Reduced training error in GA-UNet, reduced overfitting, and increased accuracy on verification data as well.
This research expands the field of disease detection by developing an effective deep-learning model for the advanced diagnosis of lung cancer. In this study, we employed the GAU-Net model to identify and classify lung cancer using medical images. The Genetic Algorithm (GA) was employed to construct an optimized U-Net, which provides a reliable method of identifying cancer-affected regions.

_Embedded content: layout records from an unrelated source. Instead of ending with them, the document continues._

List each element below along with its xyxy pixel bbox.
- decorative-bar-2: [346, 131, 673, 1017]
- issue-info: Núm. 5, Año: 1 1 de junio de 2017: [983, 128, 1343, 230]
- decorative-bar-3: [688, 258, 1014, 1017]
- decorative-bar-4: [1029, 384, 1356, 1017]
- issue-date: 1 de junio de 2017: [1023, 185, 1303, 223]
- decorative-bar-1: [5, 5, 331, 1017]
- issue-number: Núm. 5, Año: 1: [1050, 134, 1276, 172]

Based on the evaluation of our analysis, our model outperforms other alternative approaches with an accuracy rate of 97.5% and a dice similarity coefficient (DSC) of 92.3%. Despite the encouraging results with G = 100 generations, there are still numerous areas for further research, specifically in exploring the use of high-dose medical CT lung images to enhance performance and reduce cost.
Funding statement
This research received no specific grant from any funding agency in the public, commercial, or not-for-profit sectors.
Conflicts of interest
The authors declare that they have no conflicts of interest to report regarding the present study.